Greater investments, larger productivity can raise production to 6986m metric tons by 2030
Aquaculture has enabled over two million Bangladeshis to escape poverty between 2000 and 2010, but the country's fisheries policy is yet to adapt to these changes, a latest study finds.
Of the 18 million Bangladeshis who escaped poverty in 2000-2010, more than two million of them managed to do so because of aquaculture, it said.
Led by aquaculture, the fisheries sector in the country has been remarkably successful in rapidly increasing production, reducing prices, and meeting rising domestic demand, finds the study.
The study, “The Making of Blue Revolution in Bangladesh: Enablers, Impacts and the Path Ahead for Aquaculture,” was released by the International Food Policy Research Institute (IFPRI) on Sunday.
The study was jointly edited by Shahidur Rashid and Xiaobo Zhang, an IFPRI senior fellow and distinguished professor of economics at Peking University of China.
The intensification of the sector has been rapid, as fish farmers are using more hatchery produced seed fish, purchasing more floating formulated feed, applying more chemicals, hiring more labour, and investing more quasi-fixed capital, it observed.
The study said increasing aquaculture investment and productivity could lead to an overall increase in production of as much as 120% in 2030.
Greater aquaculture investments and larger productivity gains could raise production to 6986 million metric tons by 2030, 152% greater than in 2015, and a 69% increase in per capita consumption, it adds.
At the unveiling ceremony of the study, Shahidur Rashid, IFPRI Director for South Asia, said Bangladesh is an excellent case study for the role of fisheries in food security.

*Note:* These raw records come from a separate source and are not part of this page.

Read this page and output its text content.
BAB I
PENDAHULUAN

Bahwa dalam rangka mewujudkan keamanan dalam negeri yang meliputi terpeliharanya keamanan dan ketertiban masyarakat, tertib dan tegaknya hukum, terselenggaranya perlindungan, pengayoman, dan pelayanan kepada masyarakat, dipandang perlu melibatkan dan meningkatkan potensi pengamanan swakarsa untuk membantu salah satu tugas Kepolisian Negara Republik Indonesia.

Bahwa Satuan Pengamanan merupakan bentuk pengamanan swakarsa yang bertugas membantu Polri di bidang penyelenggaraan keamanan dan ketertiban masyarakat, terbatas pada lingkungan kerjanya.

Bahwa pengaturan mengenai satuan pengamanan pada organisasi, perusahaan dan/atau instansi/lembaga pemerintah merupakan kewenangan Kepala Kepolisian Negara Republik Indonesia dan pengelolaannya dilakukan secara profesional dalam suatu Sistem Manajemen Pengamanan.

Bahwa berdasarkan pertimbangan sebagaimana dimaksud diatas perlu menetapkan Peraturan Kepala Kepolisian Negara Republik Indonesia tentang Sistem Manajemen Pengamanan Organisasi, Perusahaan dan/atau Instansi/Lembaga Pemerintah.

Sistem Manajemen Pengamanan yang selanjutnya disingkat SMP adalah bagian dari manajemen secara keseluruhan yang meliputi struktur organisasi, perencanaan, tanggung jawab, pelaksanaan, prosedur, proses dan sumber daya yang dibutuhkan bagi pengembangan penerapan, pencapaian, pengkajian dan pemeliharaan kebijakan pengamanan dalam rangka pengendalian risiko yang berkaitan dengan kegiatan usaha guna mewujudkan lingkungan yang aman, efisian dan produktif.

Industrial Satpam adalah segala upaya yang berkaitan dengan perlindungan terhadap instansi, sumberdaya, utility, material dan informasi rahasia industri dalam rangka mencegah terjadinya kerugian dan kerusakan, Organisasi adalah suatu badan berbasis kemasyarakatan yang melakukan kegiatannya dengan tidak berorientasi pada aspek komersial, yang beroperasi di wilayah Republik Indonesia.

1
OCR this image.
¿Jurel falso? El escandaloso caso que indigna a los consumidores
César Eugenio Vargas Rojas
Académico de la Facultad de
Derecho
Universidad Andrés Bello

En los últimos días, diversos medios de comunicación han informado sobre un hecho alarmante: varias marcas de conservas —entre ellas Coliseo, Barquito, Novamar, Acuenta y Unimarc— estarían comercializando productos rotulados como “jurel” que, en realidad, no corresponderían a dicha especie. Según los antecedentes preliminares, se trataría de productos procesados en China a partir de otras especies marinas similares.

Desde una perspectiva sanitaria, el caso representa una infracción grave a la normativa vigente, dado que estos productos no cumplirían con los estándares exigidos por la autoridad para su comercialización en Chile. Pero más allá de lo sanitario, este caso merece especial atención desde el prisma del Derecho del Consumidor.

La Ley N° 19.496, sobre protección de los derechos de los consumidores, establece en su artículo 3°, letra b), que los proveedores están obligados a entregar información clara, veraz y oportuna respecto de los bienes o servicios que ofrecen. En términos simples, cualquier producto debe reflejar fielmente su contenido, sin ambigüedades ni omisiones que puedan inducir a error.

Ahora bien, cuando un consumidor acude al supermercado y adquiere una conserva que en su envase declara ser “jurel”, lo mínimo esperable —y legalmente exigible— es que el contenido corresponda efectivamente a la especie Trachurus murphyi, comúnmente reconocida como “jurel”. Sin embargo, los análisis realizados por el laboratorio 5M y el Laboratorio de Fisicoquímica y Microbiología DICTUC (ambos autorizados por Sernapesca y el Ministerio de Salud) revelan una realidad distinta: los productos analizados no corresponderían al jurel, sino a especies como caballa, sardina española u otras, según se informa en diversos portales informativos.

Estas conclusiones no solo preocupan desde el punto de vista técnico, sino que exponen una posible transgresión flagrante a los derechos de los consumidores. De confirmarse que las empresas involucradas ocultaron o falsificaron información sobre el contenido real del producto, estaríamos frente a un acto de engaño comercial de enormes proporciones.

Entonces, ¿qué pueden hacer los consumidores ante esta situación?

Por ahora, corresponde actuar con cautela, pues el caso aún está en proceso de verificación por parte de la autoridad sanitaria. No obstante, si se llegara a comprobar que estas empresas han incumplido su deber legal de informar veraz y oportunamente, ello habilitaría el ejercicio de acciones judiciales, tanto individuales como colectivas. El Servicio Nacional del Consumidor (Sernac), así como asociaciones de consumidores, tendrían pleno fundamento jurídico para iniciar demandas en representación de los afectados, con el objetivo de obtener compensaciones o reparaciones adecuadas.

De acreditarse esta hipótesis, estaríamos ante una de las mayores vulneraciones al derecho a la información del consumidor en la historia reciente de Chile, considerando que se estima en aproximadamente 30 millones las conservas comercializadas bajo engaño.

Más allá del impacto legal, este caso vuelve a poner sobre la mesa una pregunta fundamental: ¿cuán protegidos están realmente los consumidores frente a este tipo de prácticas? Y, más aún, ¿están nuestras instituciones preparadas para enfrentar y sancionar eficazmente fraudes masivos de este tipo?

“Contrary to assumptions that nutrient-rich foods will remain out of reach for the poor, the story of fish aquaculture in Bangladesh shows how nutrient rich food can become more widely available for all,” he said.
Calling the high production of fish a blue revolution, the study said creating greater access to fish as a source of nutrition for poor households in the future will require policy reforms and targeted investments.
“With the right targeted investments, poor households will benefit from even lower farmed fish prices,” he further said.
Co-author of the study Zhang estimates that aquaculture could achieve a twelve fold increase if intensive fish farming were expanded from its current, limited scope to even half of Bangladesh’s pond areas.
Vietnam is the largest producer of pond fish, Planning Minister M A Mannan said as chief guest at the event, adding that we are seeking a united effort on this in Bangladesh too.
Dr Tawfiq-e-Elahi Chowdhury, energy advisor to the prime minister, credited the population of the country for development in aquaculture as he observed that when a new invention comes to light in a densely populated area, it easily spreads across people.